In the “waterfall” content creation process, each phase is longer, allowing far more opportunity for an emergency (the real kind or the one created by a frantic colleague) to derail team members’ work. They have to stop, put out the fire, and then try to get back to whatever they were doing. This practice, known as context switching, destroys productivity and makes quality take a back seat to deadlines.
To keep your content creators focused and get things out the door faster, consider embracing the idea of minimum viable content (MVC). Using this approach, think of a piece of content as an experiment and ask, “What’s the smallest slice we could release to learn if we’re on the right track?”
Once a piece of MVC is in the world, see how it performs. If it does well, expand it. If not, abandon the idea and try something new. Either way, you’ve learned something fast and gotten closer to delivering the kind of content your audience really wants.
This mindset adjustment is a great way to start thinking more like an Agile team.
Interruptions not allowed
The second way Agile teams keep quality at the forefront is by eliminating external interruptions. Sprints – short time boxes of about two weeks – are one of the most popular ways of doing this.
At the beginning of a sprint, the Agile team commits to completing a certain amount of work in the next two weeks. It lists the committed work in a sprint backlog, and any work not on that list is off limits.

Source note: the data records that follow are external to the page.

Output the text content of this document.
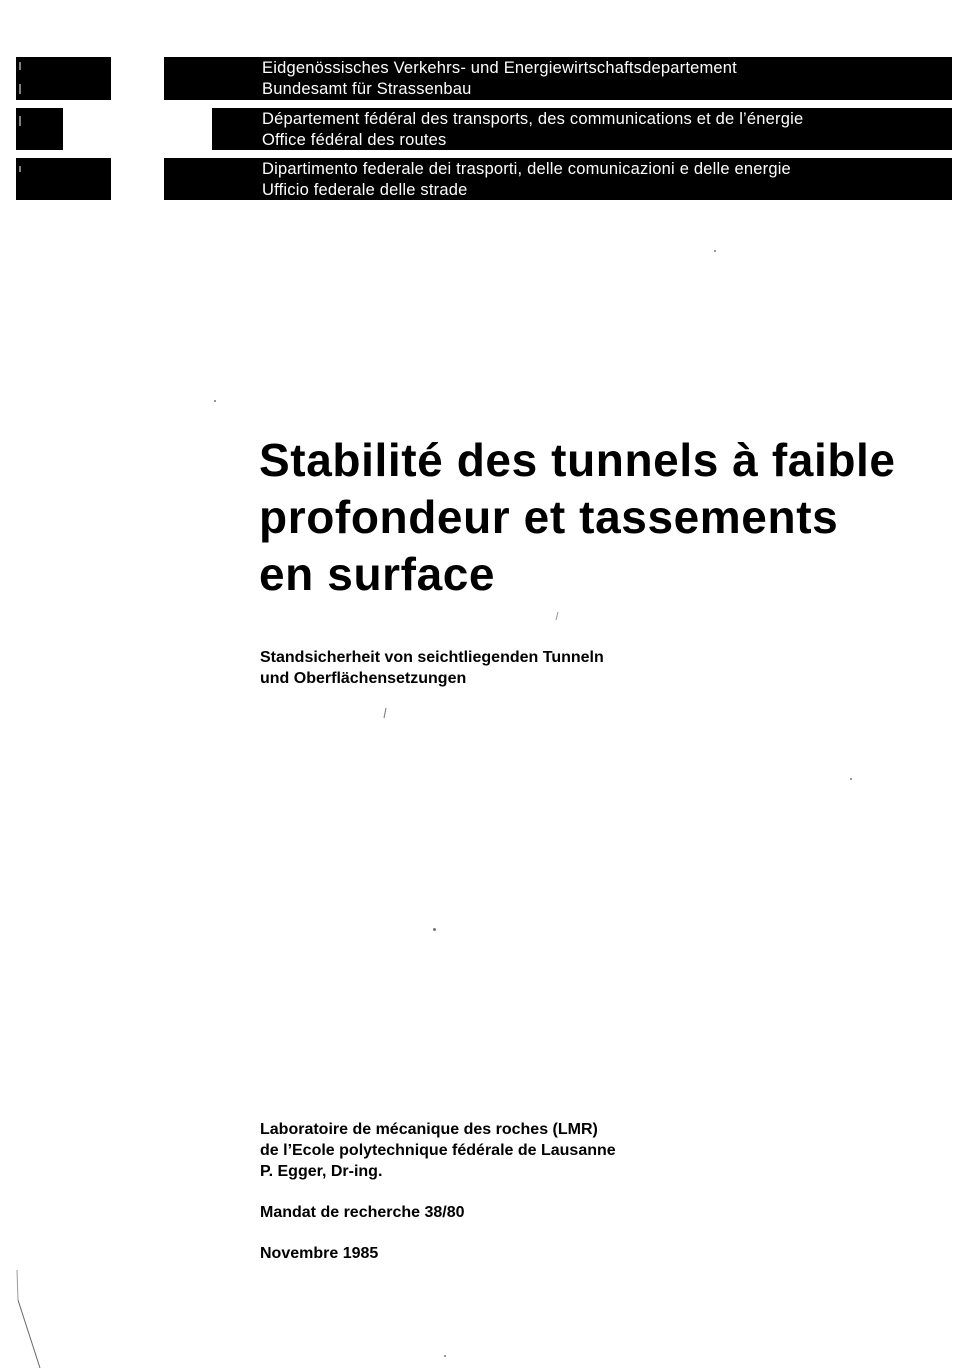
Eidgenössisches Verkehrs- und Energiewirtschaftsdepartement
Bundesamt für Strassenbau
Département fédéral des transports, des communications et de l’énergie
Office fédéral des routes
Dipartimento federale dei trasporti, delle comunicazioni e delle energie
Ufficio federale delle strade
Stabilité des tunnels à faible
profondeur et tassements
en surface
Standsicherheit von seichtliegenden Tunneln
und Oberflächensetzungen
Laboratoire de mécanique des roches (LMR)
de l’Ecole polytechnique fédérale de Lausanne
P. Egger, Dr-ing.
Mandat de recherche 38/80
Novembre 1985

If someone outside the team makes a work request during the sprint, the team member politely declines and puts it on the list to be considered for the next sprint. Any delays should be short since a sprint only lasts two weeks, so it’s more like telling people, “not right now,” instead of giving them an outright no.
As you might imagine, this description represents an ideal world, and the realities tend to be messier. But if the team is empowered to focus on its sprint and has leadership committed to the process to deliver quality content every two weeks, Agile teams can produce audience-delighting content at a remarkable pace.
Crown quality queen by going Agile
Agile is usually associated with speed, but being fast isn’t the only reason to embrace this approach. By keeping content marketing teams focused and protected inside an Agile system, you can create a system designed to consistently provide the quality that audiences crave.